Thanks for being who I am

Thanksgiving rituals tend to focus on what we have – stuffed turkeys, stuffed families, and houses stuffed with stuff.

 

Thanksgiving rituals tend to focus on what we have – stuffed turkeys, stuffed families, and houses stuffed with stuff.

But it could invite us to focus on who we are.

I must have been about seven when I learned that my father had proposed to another woman, years before he met my mother. At the time, he was completing his degree in ministry in Toronto. He was committed to going to India as a missionary. The woman, whoever she was, did not wish to spend the rest of her life in a foreign country.

I remember thinking that if she had accepted, if my father had married her instead of my mother, I would not be who I was.

Like a child, I assumed that I would still exist. But perhaps in some other forms. Or some other place. It didn’t occur to me that I would not have existed at all. Someone else might have come into being, but he or she would not be me.

At an annual gathering of a group we call “the old farts” – all retired males who have spent our lives working with or in the church – someone asked, “If you could do your life over again, what would you do differently?”

“You mean,” asked one of them, “assuming that I could retain the knowledge that I now have, of who I am?”

We agreed. After all, if we went back to the same mentality we had at 20, we would obviously make the same decisions again.

Interestingly, none of us would have made any significant changes in our life stories. We had all made mistakes, of course. We regretted saying unkind words. We wished we could make amends to a few people.
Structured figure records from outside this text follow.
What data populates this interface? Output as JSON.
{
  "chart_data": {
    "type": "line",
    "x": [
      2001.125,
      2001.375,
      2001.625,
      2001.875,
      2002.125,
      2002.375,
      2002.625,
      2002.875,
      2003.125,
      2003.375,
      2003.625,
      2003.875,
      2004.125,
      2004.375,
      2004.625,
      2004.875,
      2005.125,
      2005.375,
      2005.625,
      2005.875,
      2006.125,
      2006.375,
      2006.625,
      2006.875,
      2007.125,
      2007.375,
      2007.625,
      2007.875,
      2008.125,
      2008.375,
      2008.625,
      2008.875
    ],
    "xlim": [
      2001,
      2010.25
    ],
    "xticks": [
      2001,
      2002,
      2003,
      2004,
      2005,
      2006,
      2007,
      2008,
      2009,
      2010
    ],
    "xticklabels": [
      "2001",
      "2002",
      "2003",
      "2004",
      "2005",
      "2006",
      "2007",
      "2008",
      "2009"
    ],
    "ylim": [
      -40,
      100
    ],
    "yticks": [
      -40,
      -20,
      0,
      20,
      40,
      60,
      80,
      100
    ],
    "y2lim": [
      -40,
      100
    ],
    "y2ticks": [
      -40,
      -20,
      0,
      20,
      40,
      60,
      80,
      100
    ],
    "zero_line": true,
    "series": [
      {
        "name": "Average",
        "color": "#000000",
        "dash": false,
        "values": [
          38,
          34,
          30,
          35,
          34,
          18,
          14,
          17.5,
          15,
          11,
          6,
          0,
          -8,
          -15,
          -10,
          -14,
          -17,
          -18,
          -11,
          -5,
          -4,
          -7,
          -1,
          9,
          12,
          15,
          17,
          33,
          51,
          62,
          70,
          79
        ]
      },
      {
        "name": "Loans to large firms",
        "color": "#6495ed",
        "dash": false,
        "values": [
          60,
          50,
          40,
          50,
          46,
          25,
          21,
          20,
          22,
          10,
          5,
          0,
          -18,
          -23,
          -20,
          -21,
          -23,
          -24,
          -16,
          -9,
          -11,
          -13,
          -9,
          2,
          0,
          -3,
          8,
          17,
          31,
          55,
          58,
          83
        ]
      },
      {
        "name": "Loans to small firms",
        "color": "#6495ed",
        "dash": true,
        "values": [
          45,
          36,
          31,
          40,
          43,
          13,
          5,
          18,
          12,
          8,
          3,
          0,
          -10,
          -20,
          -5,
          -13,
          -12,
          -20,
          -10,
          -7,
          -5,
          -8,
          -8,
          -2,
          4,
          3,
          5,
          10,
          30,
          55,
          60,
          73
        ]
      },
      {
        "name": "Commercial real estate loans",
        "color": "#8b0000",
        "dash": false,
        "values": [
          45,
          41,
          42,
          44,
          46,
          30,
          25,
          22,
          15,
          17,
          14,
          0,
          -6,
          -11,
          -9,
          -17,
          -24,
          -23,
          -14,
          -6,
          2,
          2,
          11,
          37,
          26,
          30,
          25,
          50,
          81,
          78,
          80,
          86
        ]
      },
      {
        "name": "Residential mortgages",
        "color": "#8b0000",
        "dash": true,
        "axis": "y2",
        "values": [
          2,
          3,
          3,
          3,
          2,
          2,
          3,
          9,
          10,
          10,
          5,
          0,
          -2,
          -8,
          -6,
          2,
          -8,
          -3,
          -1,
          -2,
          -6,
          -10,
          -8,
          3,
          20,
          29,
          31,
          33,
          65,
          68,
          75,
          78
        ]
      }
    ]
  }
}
But none of us would have changed our career choices. Or our marriages. Because, as someone explained, “If I did, I wouldn’t be who I am today.”

I thought that was a powerful statement of gratitude. None of us wanted to be someone different. We were content, comfortable, with the people we had become.

There was no grumbling about how badly life had treated us, or how fate had cheated us of the fame and fortune we deserved. No sense that the universe had come unhinged and failed to unfold as it should.

We hadn’t always had it easy. Among us, we had experienced our share of illness, poverty, death, disappointment, betrayal….

But those past losses hadn’t destroyed us.

Nor, I’m confident, will the future. I know I have limited years left – I don’t know how many, but I certainly can’t go on indefinitely. My eyes, ears, joints, muscles, brain, and organs – all are all likely to deteriorate. My sense of smell and taste have already suffered.

Eventually, I will die.

That’s okay too. I may not like what’s coming, but I can accept it.

More and more, I find a kind of creed in the prayer attributed to the late Dag Hammarskjold, UN Secretary-General from 1953-1961: “For all that has been, thank you. For all that will be, yes.”